Uit woede had Clara de meisjes in hun kamer opgesloten. Moesje was haar kamertje uitgekomen en ze had Clara gevraagd om mammie binnen te laten en haar een kopje thee aan te bieden. Clara was alleen maar razender geworden en had geschreeuwd dat zij zich er niet mee moest bemoeien. “Weg hier, hoor je…, blijf uit mijn buurt, of ik stop je in een tehuis!” Moesje had haar de rug toegekeerd en was de keuken ingelopen om thee te zetten. Zij had de thee met drie glaasjes ranja en een schaaltje koekjes op een dienblad gezet en hun vader naar de keuken geroepen om het blad van haar over te nemen.
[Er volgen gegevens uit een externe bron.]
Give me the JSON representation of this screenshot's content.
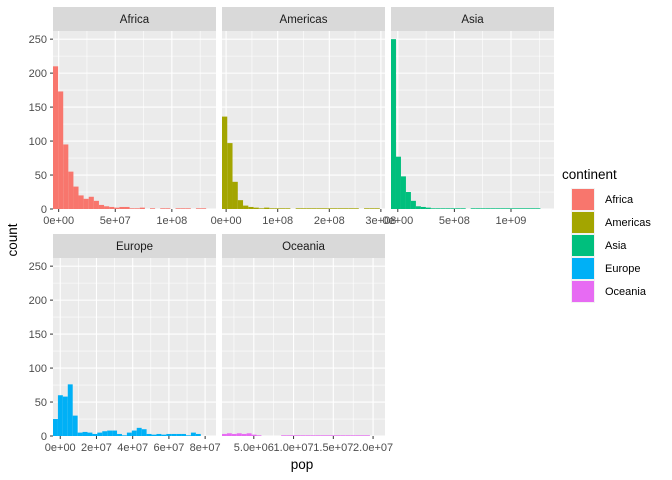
{
  "chart_data": {
    "type": "histogram",
    "xlabel": "pop",
    "ylabel": "count",
    "y_ticks": [
      "0",
      "50",
      "100",
      "150",
      "200",
      "250"
    ],
    "ylim": [
      0,
      262
    ],
    "grid": true,
    "legend": {
      "title": "continent",
      "position": "right",
      "entries": [
        {
          "name": "Africa",
          "color": "#F8766D"
        },
        {
          "name": "Americas",
          "color": "#A3A500"
        },
        {
          "name": "Asia",
          "color": "#00BF7D"
        },
        {
          "name": "Europe",
          "color": "#00B0F6"
        },
        {
          "name": "Oceania",
          "color": "#E76BF3"
        }
      ]
    },
    "panels": [
      {
        "name": "Africa",
        "color": "#F8766D",
        "xlim": [
          -5000000,
          139000000
        ],
        "x_ticks": [
          {
            "value": 0,
            "label": "0e+00"
          },
          {
            "value": 50000000,
            "label": "5e+07"
          },
          {
            "value": 100000000,
            "label": "1e+08"
          }
        ],
        "bin_width": 4510000,
        "counts": [
          210,
          173,
          95,
          55,
          33,
          20,
          15,
          18,
          12,
          6,
          4,
          3,
          2,
          3,
          3,
          1,
          1,
          2,
          0,
          1,
          0,
          1,
          1,
          0,
          1,
          1,
          1,
          0,
          1,
          1
        ]
      },
      {
        "name": "Americas",
        "color": "#A3A500",
        "xlim": [
          -8000000,
          308000000
        ],
        "x_ticks": [
          {
            "value": 0,
            "label": "0e+00"
          },
          {
            "value": 100000000,
            "label": "1e+08"
          },
          {
            "value": 200000000,
            "label": "2e+08"
          },
          {
            "value": 300000000,
            "label": "3e+08"
          }
        ],
        "bin_width": 10200000,
        "counts": [
          136,
          97,
          40,
          13,
          5,
          3,
          2,
          1,
          2,
          1,
          1,
          1,
          1,
          0,
          1,
          1,
          1,
          1,
          1,
          1,
          1,
          1,
          1,
          1,
          1,
          1,
          0,
          1,
          1,
          1
        ]
      },
      {
        "name": "Asia",
        "color": "#00BF7D",
        "xlim": [
          -60000000,
          1380000000
        ],
        "x_ticks": [
          {
            "value": 0,
            "label": "0e+00"
          },
          {
            "value": 500000000,
            "label": "5e+08"
          },
          {
            "value": 1000000000,
            "label": "1e+09"
          }
        ],
        "bin_width": 44000000,
        "counts": [
          250,
          77,
          48,
          25,
          12,
          4,
          3,
          2,
          1,
          1,
          1,
          1,
          1,
          1,
          1,
          0,
          1,
          1,
          1,
          1,
          1,
          1,
          1,
          1,
          1,
          1,
          1,
          1,
          1,
          1
        ]
      },
      {
        "name": "Europe",
        "color": "#00B0F6",
        "xlim": [
          -4000000,
          86000000
        ],
        "x_ticks": [
          {
            "value": 0,
            "label": "0e+00"
          },
          {
            "value": 20000000,
            "label": "2e+07"
          },
          {
            "value": 40000000,
            "label": "4e+07"
          },
          {
            "value": 60000000,
            "label": "6e+07"
          },
          {
            "value": 80000000,
            "label": "8e+07"
          }
        ],
        "bin_width": 2720000,
        "counts": [
          25,
          60,
          58,
          76,
          30,
          5,
          6,
          5,
          3,
          5,
          7,
          8,
          8,
          3,
          1,
          5,
          8,
          12,
          10,
          3,
          2,
          3,
          2,
          3,
          3,
          3,
          3,
          1,
          5,
          3
        ]
      },
      {
        "name": "Oceania",
        "color": "#E76BF3",
        "xlim": [
          1000000,
          21500000
        ],
        "x_ticks": [
          {
            "value": 5000000,
            "label": "5.0e+06"
          },
          {
            "value": 10000000,
            "label": "1.0e+07"
          },
          {
            "value": 15000000,
            "label": "1.5e+07"
          },
          {
            "value": 20000000,
            "label": "2.0e+07"
          }
        ],
        "bin_width": 620000,
        "counts": [
          3,
          4,
          3,
          4,
          3,
          4,
          2,
          1,
          0,
          0,
          0,
          0,
          1,
          1,
          1,
          1,
          1,
          1,
          1,
          1,
          1,
          1,
          1,
          1,
          1,
          1,
          1,
          1,
          1,
          1
        ]
      }
    ]
  }
}
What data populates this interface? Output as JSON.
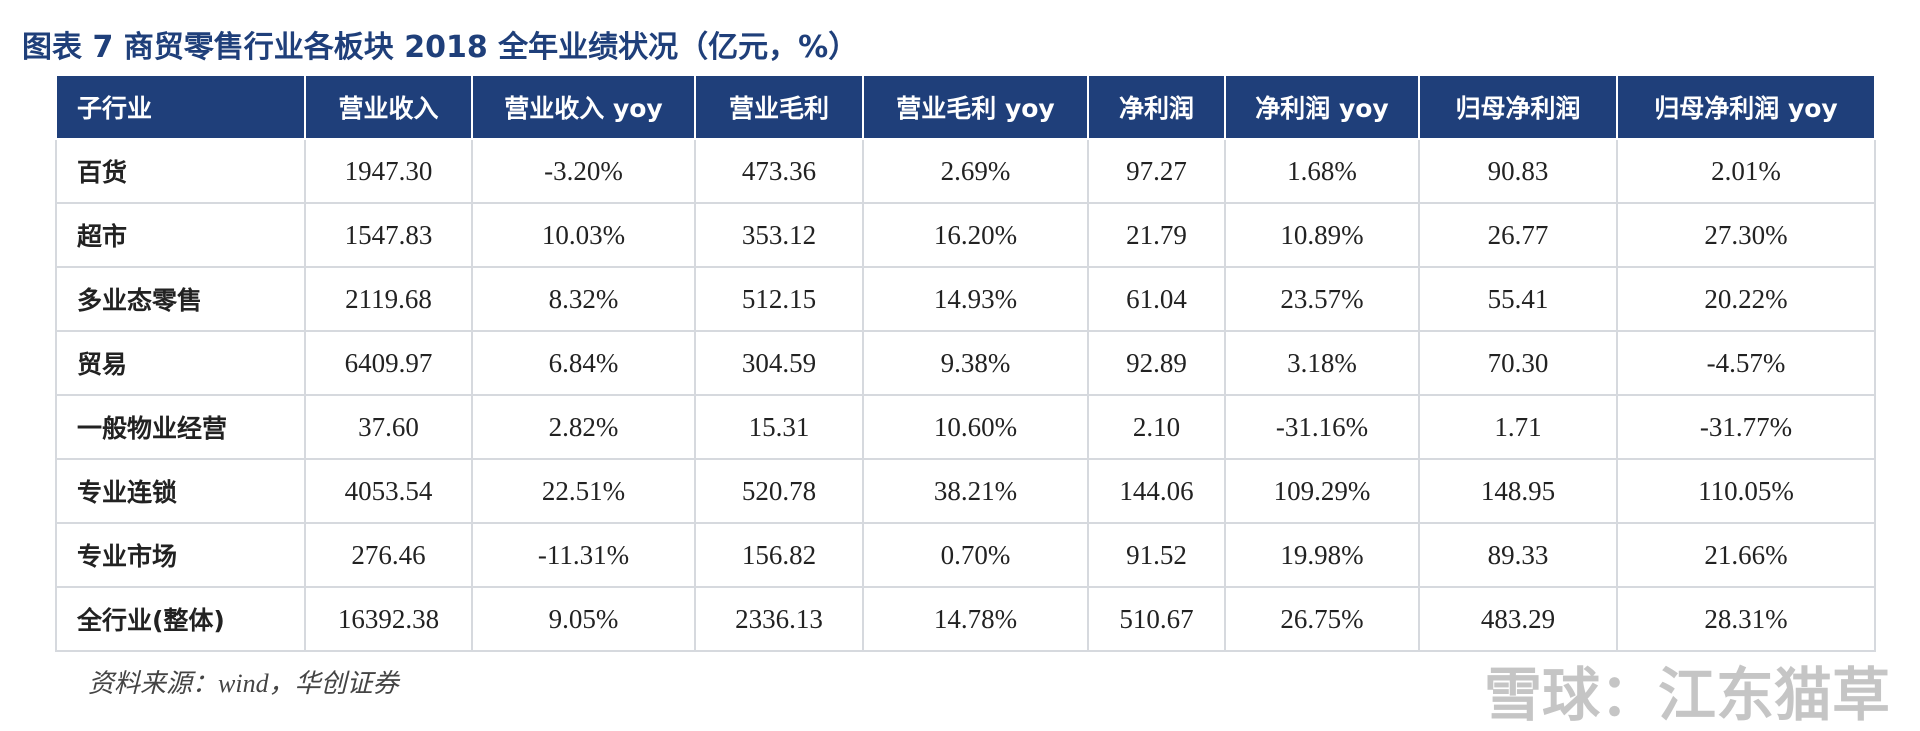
{
  "header": {
    "title": "图表 7 商贸零售行业各板块 2018 全年业绩状况（亿元，%）"
  },
  "table": {
    "columns": [
      "子行业",
      "营业收入",
      "营业收入 yoy",
      "营业毛利",
      "营业毛利 yoy",
      "净利润",
      "净利润 yoy",
      "归母净利润",
      "归母净利润 yoy"
    ],
    "rows": [
      [
        "百货",
        "1947.30",
        "-3.20%",
        "473.36",
        "2.69%",
        "97.27",
        "1.68%",
        "90.83",
        "2.01%"
      ],
      [
        "超市",
        "1547.83",
        "10.03%",
        "353.12",
        "16.20%",
        "21.79",
        "10.89%",
        "26.77",
        "27.30%"
      ],
      [
        "多业态零售",
        "2119.68",
        "8.32%",
        "512.15",
        "14.93%",
        "61.04",
        "23.57%",
        "55.41",
        "20.22%"
      ],
      [
        "贸易",
        "6409.97",
        "6.84%",
        "304.59",
        "9.38%",
        "92.89",
        "3.18%",
        "70.30",
        "-4.57%"
      ],
      [
        "一般物业经营",
        "37.60",
        "2.82%",
        "15.31",
        "10.60%",
        "2.10",
        "-31.16%",
        "1.71",
        "-31.77%"
      ],
      [
        "专业连锁",
        "4053.54",
        "22.51%",
        "520.78",
        "38.21%",
        "144.06",
        "109.29%",
        "148.95",
        "110.05%"
      ],
      [
        "专业市场",
        "276.46",
        "-11.31%",
        "156.82",
        "0.70%",
        "91.52",
        "19.98%",
        "89.33",
        "21.66%"
      ],
      [
        "全行业(整体)",
        "16392.38",
        "9.05%",
        "2336.13",
        "14.78%",
        "510.67",
        "26.75%",
        "483.29",
        "28.31%"
      ]
    ]
  },
  "footer": {
    "source": "资料来源：wind，华创证券",
    "watermark": "雪球：江东猫草"
  }
}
“Zij komt voor haar dochters, zoon, laat de meisjes naar hun moeder gaan. Het is de wil van onze Koningin,” had Moesje kalm tegen hun vader gezegd. Clara was de keuken ingestormd en had Moesje ruw opzij geduwd, maar hun vader had het dienblad al uit haar handen gegrist en stevende met de meisjes voor zich uit op de voordeur af. Hun mammie had al het lekkers en de cadeautjes op het beton in het trapportaal uitgepakt. Fleur had een prachtige taart gekregen in de vorm van een bloemenmand. Maar de volgende dag hadden de zusjes de herinnering aan het heerlijke halfuur dat zij met hun echte mammie en broertje hadden doorgebracht, uit hun herinnering gewist.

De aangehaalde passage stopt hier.